Following up on the #MeToo movement, several reports have recently noted that ongoing harassment and sexism in academia may discourage women from pursuing an academic career. Despite the larger influx of female students and junior academics, relevant statistics continue to indicate a so-called scissor effect between the genders with men outnumbering women in highest job positions.
The researchers show that the QB phenomenon is still visible: whereas female and male early career academics indicate similar levels of career commitment in their self-reports, female advanced career academics perceive female early career academics to be less dedicated to their career than men at early career stages. By contrast, male academics at advanced career stages do not perceive a difference between the career commitment of men and women at early career stages. Further, women at advanced career stages are more inclined to describe themselves as non-prototypical group members (i.e., in masculine terms) than do women at early career stages.
“These results suggest that the organization equates masculinity with career success, implicitly communicating that -like men- women can only be successful when they present themselves as stereotypically masculine. However, in the case of women this also implies that they self-describe as non-prototypical group members”, says Klea Faniko.

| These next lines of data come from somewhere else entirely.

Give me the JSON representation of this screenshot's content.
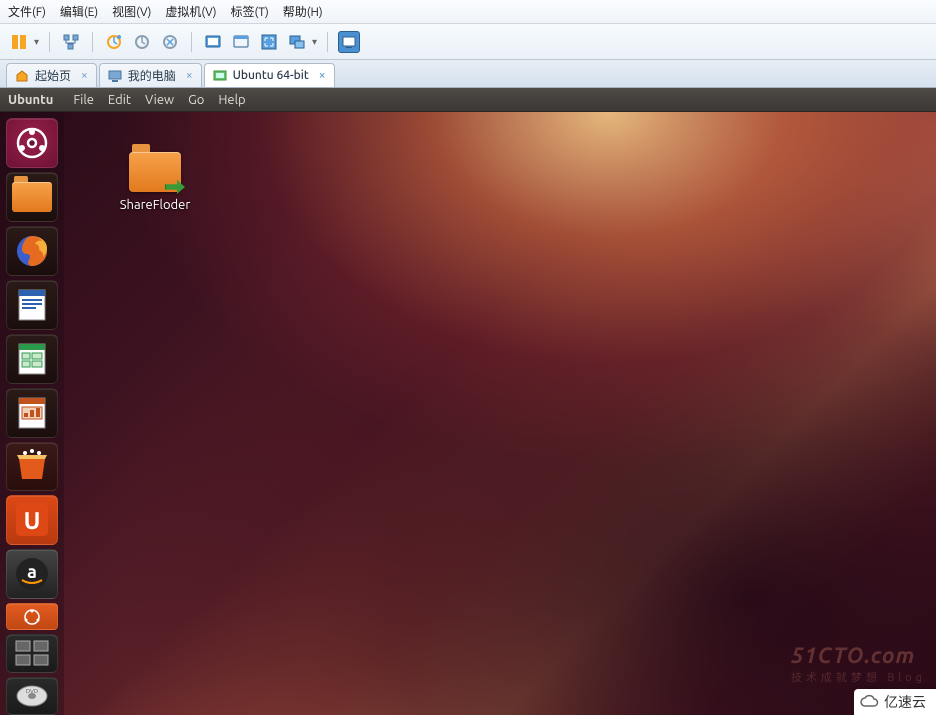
{
  "host_menu": {
    "file": "文件(F)",
    "edit": "编辑(E)",
    "view": "视图(V)",
    "vm": "虚拟机(V)",
    "tabs": "标签(T)",
    "help": "帮助(H)"
  },
  "host_tabs": [
    {
      "icon": "home-icon",
      "label": "起始页",
      "active": false
    },
    {
      "icon": "computer-icon",
      "label": "我的电脑",
      "active": false
    },
    {
      "icon": "vm-icon",
      "label": "Ubuntu 64-bit",
      "active": true
    }
  ],
  "toolbar_icons": [
    "power-on-icon",
    "dropdown-icon",
    "separator",
    "snapshot-tree-icon",
    "separator",
    "snapshot-take-icon",
    "snapshot-revert-icon",
    "snapshot-manage-icon",
    "separator",
    "fit-guest-icon",
    "fit-window-icon",
    "fullscreen-icon",
    "unity-icon",
    "separator",
    "console-view-icon"
  ],
  "ubuntu_menu": {
    "app": "Ubuntu",
    "file": "File",
    "edit": "Edit",
    "view": "View",
    "go": "Go",
    "help": "Help"
  },
  "launcher": [
    {
      "name": "dash-icon",
      "cls": "dash"
    },
    {
      "name": "files-icon",
      "cls": "nautilus"
    },
    {
      "name": "firefox-icon",
      "cls": "firefox"
    },
    {
      "name": "writer-icon",
      "cls": "writer"
    },
    {
      "name": "calc-icon",
      "cls": "calc"
    },
    {
      "name": "impress-icon",
      "cls": "impress"
    },
    {
      "name": "software-center-icon",
      "cls": "software"
    },
    {
      "name": "ubuntu-one-icon",
      "cls": "ubuntuone"
    },
    {
      "name": "amazon-icon",
      "cls": "amazon"
    },
    {
      "name": "stacked-app-icon",
      "cls": "stacked"
    },
    {
      "name": "workspace-switcher-icon",
      "cls": "workspace"
    },
    {
      "name": "dvd-icon",
      "cls": "dvd"
    }
  ],
  "desktop": {
    "folder_label": "ShareFloder"
  },
  "watermark": {
    "main": "51CTO.com",
    "sub": "技术成就梦想  Blog"
  },
  "badge": {
    "text": "亿速云"
  },
  "colors": {
    "ubuntu_orange": "#dd4814",
    "launcher_purple": "#6d1236"
  }
}
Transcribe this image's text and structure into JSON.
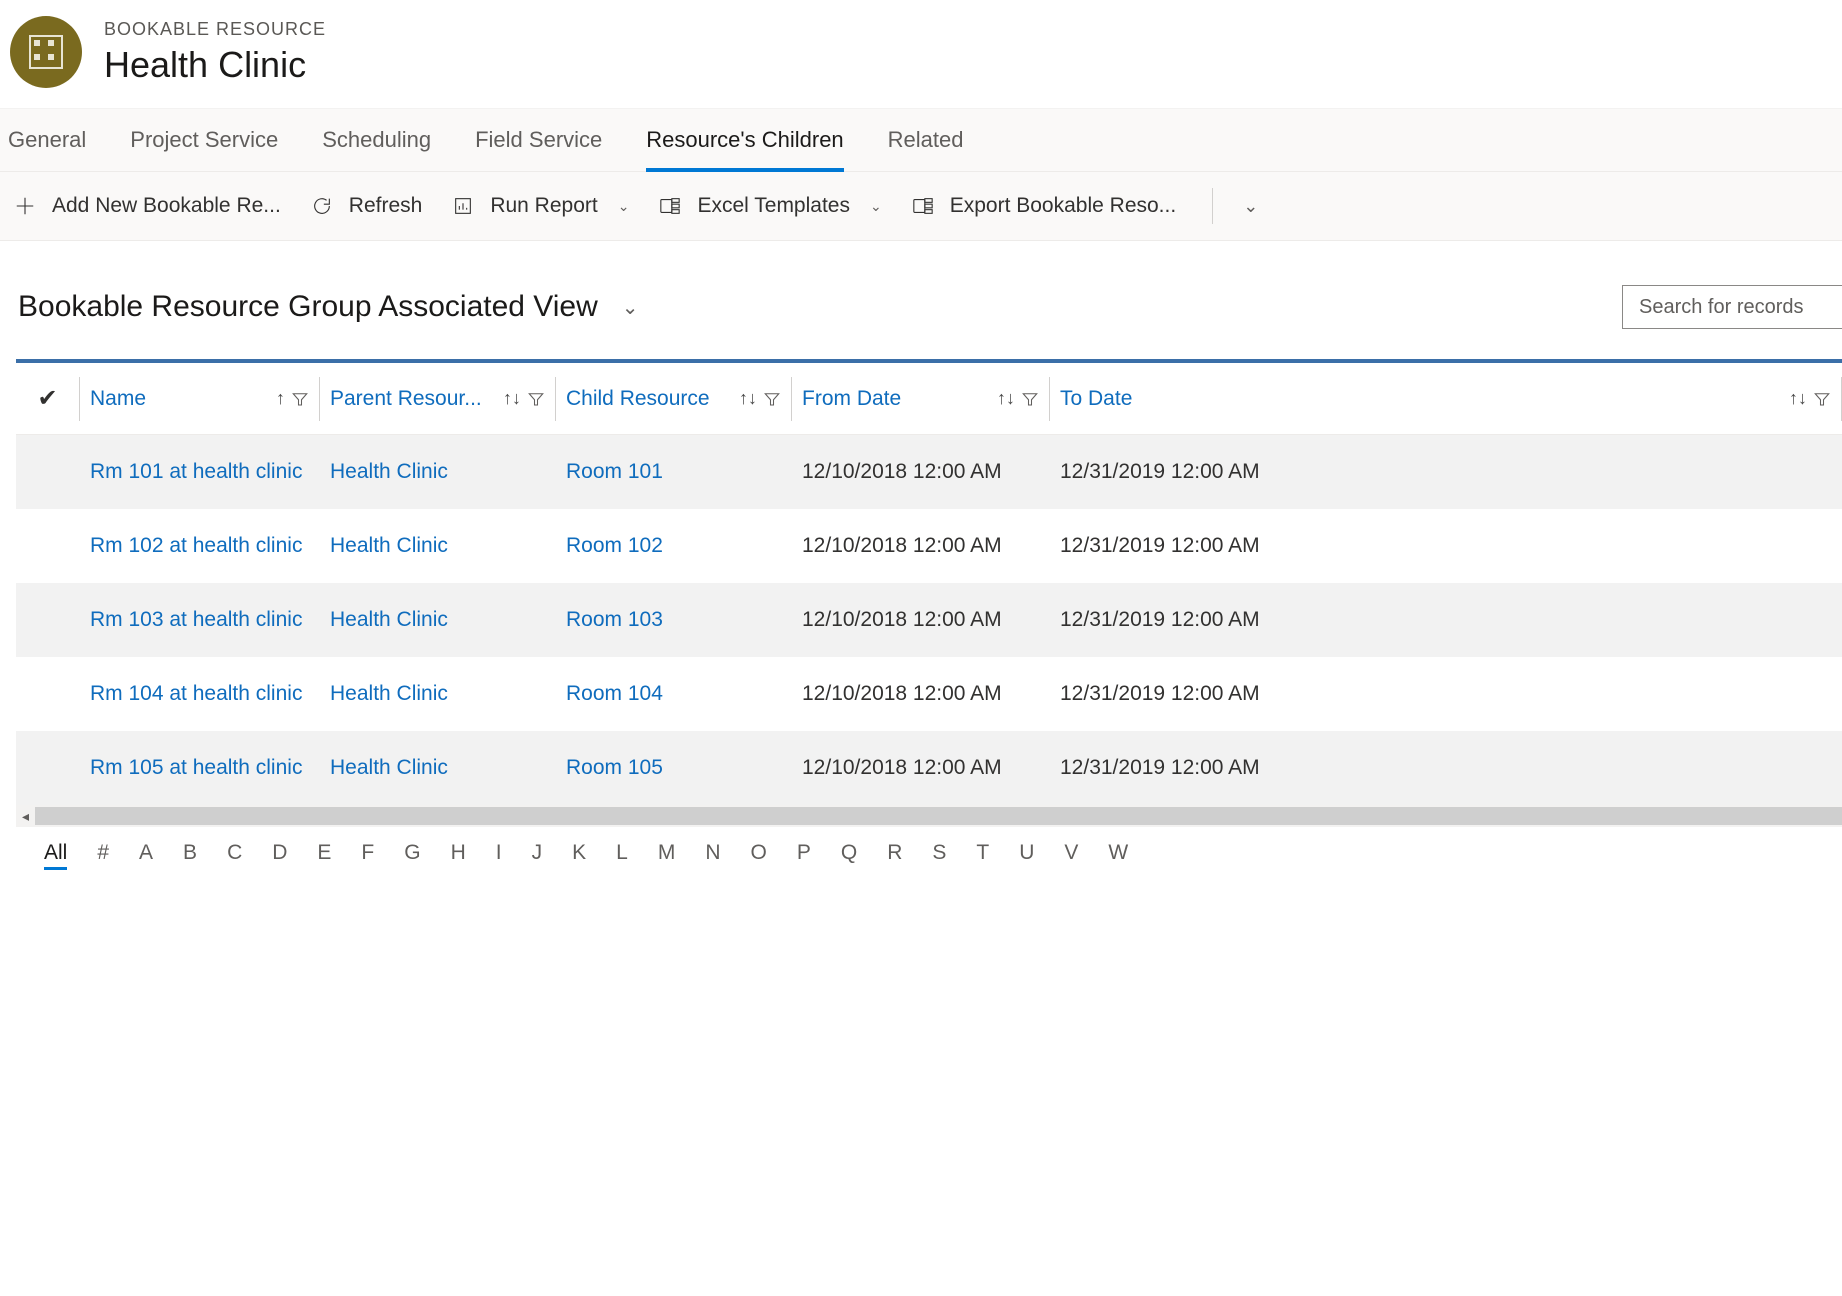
{
  "header": {
    "entity_label": "BOOKABLE RESOURCE",
    "title": "Health Clinic"
  },
  "tabs": [
    {
      "label": "General",
      "active": false
    },
    {
      "label": "Project Service",
      "active": false
    },
    {
      "label": "Scheduling",
      "active": false
    },
    {
      "label": "Field Service",
      "active": false
    },
    {
      "label": "Resource's Children",
      "active": true
    },
    {
      "label": "Related",
      "active": false
    }
  ],
  "toolbar": {
    "add_new": "Add New Bookable Re...",
    "refresh": "Refresh",
    "run_report": "Run Report",
    "excel_templates": "Excel Templates",
    "export": "Export Bookable Reso..."
  },
  "view": {
    "title": "Bookable Resource Group Associated View",
    "search_placeholder": "Search for records"
  },
  "columns": {
    "name": "Name",
    "parent": "Parent Resour...",
    "child": "Child Resource",
    "from": "From Date",
    "to": "To Date"
  },
  "rows": [
    {
      "name": "Rm 101 at health clinic",
      "parent": "Health Clinic",
      "child": "Room 101",
      "from": "12/10/2018 12:00 AM",
      "to": "12/31/2019 12:00 AM"
    },
    {
      "name": "Rm 102 at health clinic",
      "parent": "Health Clinic",
      "child": "Room 102",
      "from": "12/10/2018 12:00 AM",
      "to": "12/31/2019 12:00 AM"
    },
    {
      "name": "Rm 103 at health clinic",
      "parent": "Health Clinic",
      "child": "Room 103",
      "from": "12/10/2018 12:00 AM",
      "to": "12/31/2019 12:00 AM"
    },
    {
      "name": "Rm 104 at health clinic",
      "parent": "Health Clinic",
      "child": "Room 104",
      "from": "12/10/2018 12:00 AM",
      "to": "12/31/2019 12:00 AM"
    },
    {
      "name": "Rm 105 at health clinic",
      "parent": "Health Clinic",
      "child": "Room 105",
      "from": "12/10/2018 12:00 AM",
      "to": "12/31/2019 12:00 AM"
    }
  ],
  "alpha": [
    "All",
    "#",
    "A",
    "B",
    "C",
    "D",
    "E",
    "F",
    "G",
    "H",
    "I",
    "J",
    "K",
    "L",
    "M",
    "N",
    "O",
    "P",
    "Q",
    "R",
    "S",
    "T",
    "U",
    "V",
    "W"
  ],
  "alpha_active": "All"
}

Why does the Queen Bee phenomenon occur?
“Our research shows that the response pattern seen to characterise the ‘Queen Bee’ is not to be attributed to ‘the way some women are’ or how they typically interact with each-other at work. Instead, research reveals that factors in the organisational context and more specifically the exposure to gender stereotypical expectations, negative career experiences, and lack of organisational support contribute to the maintenance of the QB phenomenon”, explains Klea Faniko. For example, QB responses were found mostly among women holding senior positions, who showed low gender identification at the beginning of their career and had experienced gender discrimination as their career advanced. Such responses only become visible at senior career stages, and are related to the negative experiences, namely sacrifices they had made in different domains or the lack of support encountered by women during the course of their career.
Lessons for the future
It conveys that efforts to increase diversity at academic institutions should not just focus on increasing the numbers of women (or other minorities), but aim to make these institutions more inclusive by rewarding more heterogeneous models of success, so that emphasizing masculine qualities and distancing from one’s group is no longer the royal road to success.